Андрей с безмятежным видом устроился на носовой площадке катера и наблюдал за Олегом. Тот, как ни странно, нервничал: то садился на скамейку у кассового терминала лодочной станции, то вставал, то нервно жевал сорванный лист дикого винограда, которым было оплетено ограждение причала, с остервенением отплевывался, очищая горечь с языка о рукав.
– Все! – вдруг провозгласил Норман, и Феликс опять продемонстрировал, что именно он самый быстрый проводник Центра прикладной хрономенталистики. Олег лишь успел, встав со скамейки, сделать несколько шагов, а Феликс уже протиснулся между Норманом и Шуриком и загомонил:
– Я же говорил! Я же говорил, что не надо останавливаться у Переславля! Надо было идти к Смоленску и нанимать войска в Польше, да и везде, где получится. С такими деньгами можно было выставить пятьдесят тысяч обученных солдат. Орде конец бы и пришел!

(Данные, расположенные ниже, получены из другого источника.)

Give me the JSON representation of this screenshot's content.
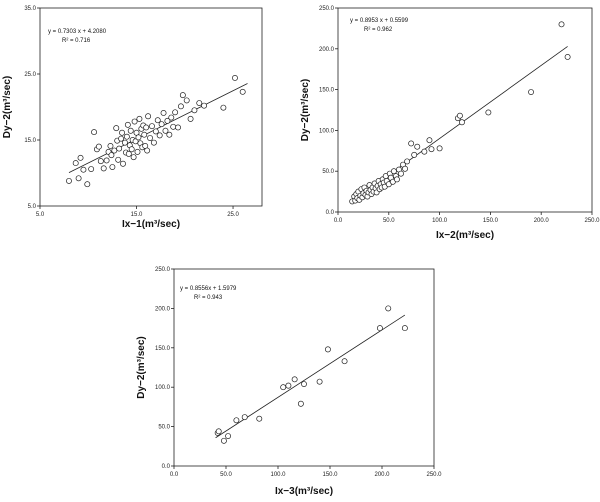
{
  "chart_data": [
    {
      "type": "scatter",
      "xlabel": "Ix−1(m³/sec)",
      "ylabel": "Dy−2(m³/sec)",
      "xlim": [
        5.0,
        28.0
      ],
      "ylim": [
        5.0,
        35.0
      ],
      "xticks": [
        "5.0",
        "15.0",
        "25.0"
      ],
      "yticks": [
        "5.0",
        "15.0",
        "25.0",
        "35.0"
      ],
      "equation": "y = 0.7303 x + 4.2080",
      "r2": "R² = 0.716",
      "fit": {
        "slope": 0.7303,
        "intercept": 4.208,
        "x_range": [
          8.0,
          26.5
        ]
      },
      "points": [
        [
          8.0,
          8.8
        ],
        [
          8.7,
          11.5
        ],
        [
          9.0,
          9.2
        ],
        [
          9.2,
          12.3
        ],
        [
          9.5,
          10.5
        ],
        [
          9.9,
          8.3
        ],
        [
          10.3,
          10.6
        ],
        [
          10.6,
          16.2
        ],
        [
          10.9,
          13.6
        ],
        [
          11.1,
          14.0
        ],
        [
          11.3,
          11.8
        ],
        [
          11.6,
          10.7
        ],
        [
          11.9,
          11.9
        ],
        [
          12.1,
          13.2
        ],
        [
          12.3,
          14.1
        ],
        [
          12.4,
          12.7
        ],
        [
          12.5,
          10.9
        ],
        [
          12.7,
          13.4
        ],
        [
          12.9,
          16.8
        ],
        [
          13.0,
          14.9
        ],
        [
          13.1,
          12.0
        ],
        [
          13.2,
          13.7
        ],
        [
          13.4,
          15.2
        ],
        [
          13.5,
          16.1
        ],
        [
          13.6,
          11.4
        ],
        [
          13.8,
          14.6
        ],
        [
          13.9,
          13.1
        ],
        [
          14.0,
          15.5
        ],
        [
          14.1,
          17.3
        ],
        [
          14.2,
          12.9
        ],
        [
          14.3,
          14.2
        ],
        [
          14.4,
          16.4
        ],
        [
          14.5,
          13.6
        ],
        [
          14.6,
          15.0
        ],
        [
          14.7,
          12.4
        ],
        [
          14.8,
          17.8
        ],
        [
          14.9,
          14.8
        ],
        [
          15.0,
          16.1
        ],
        [
          15.1,
          13.2
        ],
        [
          15.2,
          15.4
        ],
        [
          15.3,
          18.2
        ],
        [
          15.4,
          14.5
        ],
        [
          15.5,
          16.7
        ],
        [
          15.6,
          13.9
        ],
        [
          15.7,
          17.2
        ],
        [
          15.8,
          15.8
        ],
        [
          15.9,
          14.1
        ],
        [
          16.0,
          16.9
        ],
        [
          16.1,
          13.4
        ],
        [
          16.2,
          18.6
        ],
        [
          16.4,
          15.3
        ],
        [
          16.6,
          17.1
        ],
        [
          16.8,
          14.6
        ],
        [
          17.0,
          16.3
        ],
        [
          17.2,
          18.0
        ],
        [
          17.4,
          15.7
        ],
        [
          17.6,
          17.4
        ],
        [
          17.8,
          19.1
        ],
        [
          18.0,
          16.4
        ],
        [
          18.2,
          17.9
        ],
        [
          18.4,
          15.8
        ],
        [
          18.6,
          18.4
        ],
        [
          18.8,
          17.0
        ],
        [
          19.0,
          19.2
        ],
        [
          19.3,
          16.9
        ],
        [
          19.6,
          20.1
        ],
        [
          19.8,
          21.8
        ],
        [
          20.2,
          21.0
        ],
        [
          20.6,
          18.2
        ],
        [
          21.0,
          19.5
        ],
        [
          21.5,
          20.6
        ],
        [
          22.0,
          20.2
        ],
        [
          24.0,
          19.9
        ],
        [
          25.2,
          24.4
        ],
        [
          26.0,
          22.3
        ]
      ]
    },
    {
      "type": "scatter",
      "xlabel": "Ix−2(m³/sec)",
      "ylabel": "Dy−2(m³/sec)",
      "xlim": [
        0.0,
        250.0
      ],
      "ylim": [
        0.0,
        250.0
      ],
      "xticks": [
        "0.0",
        "50.0",
        "100.0",
        "150.0",
        "200.0",
        "250.0"
      ],
      "yticks": [
        "0.0",
        "50.0",
        "100.0",
        "150.0",
        "200.0",
        "250.0"
      ],
      "equation": "y = 0.8953 x + 0.5599",
      "r2": "R² = 0.962",
      "fit": {
        "slope": 0.8953,
        "intercept": 0.5599,
        "x_range": [
          12,
          226
        ]
      },
      "points": [
        [
          14,
          13
        ],
        [
          16,
          19
        ],
        [
          17,
          14
        ],
        [
          18,
          22
        ],
        [
          19,
          17
        ],
        [
          20,
          25
        ],
        [
          21,
          15
        ],
        [
          22,
          20
        ],
        [
          23,
          28
        ],
        [
          24,
          18
        ],
        [
          25,
          23
        ],
        [
          26,
          30
        ],
        [
          27,
          21
        ],
        [
          28,
          26
        ],
        [
          29,
          19
        ],
        [
          30,
          24
        ],
        [
          31,
          33
        ],
        [
          32,
          27
        ],
        [
          33,
          22
        ],
        [
          34,
          30
        ],
        [
          35,
          25
        ],
        [
          36,
          35
        ],
        [
          37,
          29
        ],
        [
          38,
          24
        ],
        [
          39,
          32
        ],
        [
          40,
          38
        ],
        [
          41,
          28
        ],
        [
          42,
          34
        ],
        [
          43,
          30
        ],
        [
          44,
          40
        ],
        [
          45,
          36
        ],
        [
          46,
          31
        ],
        [
          47,
          44
        ],
        [
          48,
          38
        ],
        [
          50,
          34
        ],
        [
          51,
          47
        ],
        [
          52,
          42
        ],
        [
          54,
          37
        ],
        [
          55,
          50
        ],
        [
          57,
          44
        ],
        [
          58,
          40
        ],
        [
          60,
          52
        ],
        [
          62,
          47
        ],
        [
          64,
          58
        ],
        [
          66,
          53
        ],
        [
          68,
          62
        ],
        [
          72,
          84
        ],
        [
          75,
          70
        ],
        [
          78,
          80
        ],
        [
          85,
          74
        ],
        [
          90,
          88
        ],
        [
          92,
          77
        ],
        [
          100,
          78
        ],
        [
          118,
          115
        ],
        [
          120,
          118
        ],
        [
          122,
          110
        ],
        [
          148,
          122
        ],
        [
          190,
          147
        ],
        [
          220,
          230
        ],
        [
          226,
          190
        ]
      ]
    },
    {
      "type": "scatter",
      "xlabel": "Ix−3(m³/sec)",
      "ylabel": "Dy−2(m³/sec)",
      "xlim": [
        0.0,
        250.0
      ],
      "ylim": [
        0.0,
        250.0
      ],
      "xticks": [
        "0.0",
        "50.0",
        "100.0",
        "150.0",
        "200.0",
        "250.0"
      ],
      "yticks": [
        "0.0",
        "50.0",
        "100.0",
        "150.0",
        "200.0",
        "250.0"
      ],
      "equation": "y = 0.8556x + 1.5979",
      "r2": "R² = 0.943",
      "fit": {
        "slope": 0.8556,
        "intercept": 1.5979,
        "x_range": [
          40,
          222
        ]
      },
      "points": [
        [
          42,
          42
        ],
        [
          43,
          44
        ],
        [
          48,
          32
        ],
        [
          52,
          38
        ],
        [
          60,
          58
        ],
        [
          68,
          62
        ],
        [
          82,
          60
        ],
        [
          105,
          100
        ],
        [
          110,
          102
        ],
        [
          116,
          110
        ],
        [
          122,
          79
        ],
        [
          125,
          104
        ],
        [
          140,
          107
        ],
        [
          148,
          148
        ],
        [
          164,
          133
        ],
        [
          198,
          175
        ],
        [
          206,
          200
        ],
        [
          222,
          175
        ]
      ]
    }
  ]
}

Норман охнул и стал спорить. После вторжения монголов невозможно рекрутировать столько войск в Восточной Европе, говорил он, местные монархи стали бы чинить препятствия, не желая обескровливать собственные силы.
– Объявили бы Крестовый поход, – настаивал Феликс.
– На это имеет право только Папа Римский, – напомнил Норман. – Потребовались бы переговоры, времени ушло бы много. Вспомни, сколько понадобилось Даниилу Галицкому, пока его не провозгласили королем.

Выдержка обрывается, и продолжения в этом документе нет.